Hi, the other day I was leaving Path-Mark parking lot. When I stepped on the brake it went to the floor. I drove it home, looked for leaking fluid at all four wheels no leaks.

I blamed and changed the master cylinder. When done I found the real line has a leak under the trunk. I change the line on both rear from the middle of the car to the rear wheel cylinders/brake hoses.

Now when I drive and I have to stopped in an emergency the front right locks up, screechs the tire.

I now suspect the I must have shortened the left rear brake line because I did not follow the *curve or bending* over the rear chassis. I since removed and chopped up the old lines and put them in the garbage.

I want to re-do the left rear but do not know the right length. How can I get the correct length?

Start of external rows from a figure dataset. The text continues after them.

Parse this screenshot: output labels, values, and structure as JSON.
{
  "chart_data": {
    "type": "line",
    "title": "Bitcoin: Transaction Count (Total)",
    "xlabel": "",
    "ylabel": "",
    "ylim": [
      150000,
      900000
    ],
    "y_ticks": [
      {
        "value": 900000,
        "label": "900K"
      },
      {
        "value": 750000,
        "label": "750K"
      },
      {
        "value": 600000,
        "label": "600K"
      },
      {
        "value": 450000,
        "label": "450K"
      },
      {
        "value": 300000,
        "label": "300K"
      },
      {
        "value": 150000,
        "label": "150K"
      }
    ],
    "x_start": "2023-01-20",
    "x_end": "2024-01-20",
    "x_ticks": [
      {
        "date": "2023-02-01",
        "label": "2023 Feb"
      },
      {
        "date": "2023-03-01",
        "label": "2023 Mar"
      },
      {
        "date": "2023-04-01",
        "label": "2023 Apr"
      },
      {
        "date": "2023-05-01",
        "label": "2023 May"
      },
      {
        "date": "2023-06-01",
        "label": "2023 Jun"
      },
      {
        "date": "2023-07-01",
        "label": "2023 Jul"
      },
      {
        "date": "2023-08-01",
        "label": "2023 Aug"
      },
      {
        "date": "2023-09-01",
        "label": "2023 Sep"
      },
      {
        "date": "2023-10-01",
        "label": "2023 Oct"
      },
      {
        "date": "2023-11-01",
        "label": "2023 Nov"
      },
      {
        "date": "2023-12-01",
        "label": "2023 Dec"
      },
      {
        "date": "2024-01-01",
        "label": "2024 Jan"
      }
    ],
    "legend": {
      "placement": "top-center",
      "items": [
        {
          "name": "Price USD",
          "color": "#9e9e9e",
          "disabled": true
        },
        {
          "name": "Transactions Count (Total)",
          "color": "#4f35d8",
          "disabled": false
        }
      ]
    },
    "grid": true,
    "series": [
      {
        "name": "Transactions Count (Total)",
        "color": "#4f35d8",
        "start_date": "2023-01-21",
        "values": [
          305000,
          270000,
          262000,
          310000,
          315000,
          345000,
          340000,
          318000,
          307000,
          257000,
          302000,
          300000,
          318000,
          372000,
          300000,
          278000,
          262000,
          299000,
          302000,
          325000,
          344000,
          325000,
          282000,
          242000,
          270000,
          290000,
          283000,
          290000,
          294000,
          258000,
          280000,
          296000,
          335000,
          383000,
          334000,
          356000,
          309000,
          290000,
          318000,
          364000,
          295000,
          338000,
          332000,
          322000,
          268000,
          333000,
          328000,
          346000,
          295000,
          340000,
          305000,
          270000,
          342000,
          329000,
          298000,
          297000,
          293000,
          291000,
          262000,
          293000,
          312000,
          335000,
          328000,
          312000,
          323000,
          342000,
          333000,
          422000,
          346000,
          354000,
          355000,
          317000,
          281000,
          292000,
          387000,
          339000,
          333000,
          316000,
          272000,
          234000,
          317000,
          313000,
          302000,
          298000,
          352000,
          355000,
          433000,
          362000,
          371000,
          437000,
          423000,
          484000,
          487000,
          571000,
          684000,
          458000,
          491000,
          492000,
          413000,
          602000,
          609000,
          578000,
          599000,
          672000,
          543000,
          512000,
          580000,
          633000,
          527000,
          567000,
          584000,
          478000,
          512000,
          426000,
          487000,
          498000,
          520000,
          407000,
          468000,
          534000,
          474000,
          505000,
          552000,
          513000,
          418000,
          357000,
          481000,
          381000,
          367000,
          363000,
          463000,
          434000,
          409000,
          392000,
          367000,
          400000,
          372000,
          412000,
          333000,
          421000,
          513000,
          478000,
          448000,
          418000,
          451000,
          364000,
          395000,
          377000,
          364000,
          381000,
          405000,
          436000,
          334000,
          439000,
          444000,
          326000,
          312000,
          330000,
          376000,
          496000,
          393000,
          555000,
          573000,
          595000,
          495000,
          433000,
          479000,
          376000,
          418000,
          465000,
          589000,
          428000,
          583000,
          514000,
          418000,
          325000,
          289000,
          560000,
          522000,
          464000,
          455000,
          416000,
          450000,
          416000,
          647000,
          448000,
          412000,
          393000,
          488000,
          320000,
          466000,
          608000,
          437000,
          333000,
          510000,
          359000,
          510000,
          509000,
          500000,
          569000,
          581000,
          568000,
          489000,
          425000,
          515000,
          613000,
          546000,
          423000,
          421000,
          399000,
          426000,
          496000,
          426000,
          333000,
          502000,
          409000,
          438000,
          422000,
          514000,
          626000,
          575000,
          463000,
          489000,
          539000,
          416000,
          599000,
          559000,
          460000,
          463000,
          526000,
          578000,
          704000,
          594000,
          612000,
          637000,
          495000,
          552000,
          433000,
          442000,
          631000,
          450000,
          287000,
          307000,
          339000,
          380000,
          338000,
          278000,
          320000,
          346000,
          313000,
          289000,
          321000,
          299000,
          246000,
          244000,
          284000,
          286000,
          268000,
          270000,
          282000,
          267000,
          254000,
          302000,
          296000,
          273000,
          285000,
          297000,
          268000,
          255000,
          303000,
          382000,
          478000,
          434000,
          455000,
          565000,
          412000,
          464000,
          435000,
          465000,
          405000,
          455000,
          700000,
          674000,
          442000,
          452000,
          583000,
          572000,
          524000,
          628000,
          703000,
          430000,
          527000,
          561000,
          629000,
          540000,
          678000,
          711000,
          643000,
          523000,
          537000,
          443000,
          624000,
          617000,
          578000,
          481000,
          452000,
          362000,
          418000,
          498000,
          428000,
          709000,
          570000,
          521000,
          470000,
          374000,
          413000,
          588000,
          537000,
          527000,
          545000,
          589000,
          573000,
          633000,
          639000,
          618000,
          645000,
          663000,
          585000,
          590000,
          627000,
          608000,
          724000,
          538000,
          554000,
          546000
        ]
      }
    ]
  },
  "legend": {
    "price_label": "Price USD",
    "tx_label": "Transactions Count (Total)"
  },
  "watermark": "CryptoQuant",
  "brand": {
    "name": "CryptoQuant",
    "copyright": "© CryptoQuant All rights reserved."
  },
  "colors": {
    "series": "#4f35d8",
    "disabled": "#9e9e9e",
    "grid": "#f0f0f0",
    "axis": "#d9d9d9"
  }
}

I looked in the factory service manual without any luck.

Thank you.


----------



## jameshenry (Aug 11, 2015)

Try to refit real line and after going through the service manual follow the curve or bending over the real chassis. If the problem still persists get it checked from the authorized dealers.


----------



## Aone (Jan 15, 2008)

That is exactly what I want to do but do not know where curve and bending goes. Do not know anyone with a Stanza (these are rare now). I was hoping it is documented in a manual somewhere.

If I can determine the length, maybe, I could add bending within the length.

The right side I did not follow the bending neither but it seems to work. I am thinking the length is close to the original length.


----------



## Aone (Jan 15, 2008)

Someone told me to change the master cylinder since I changed the master cylinder and the brake lines at the same time then he will help me run a new brake line. Last night I installed the old master (it was not bad) and the problem went away. The new master from amazon is bad. My worries is over.


----------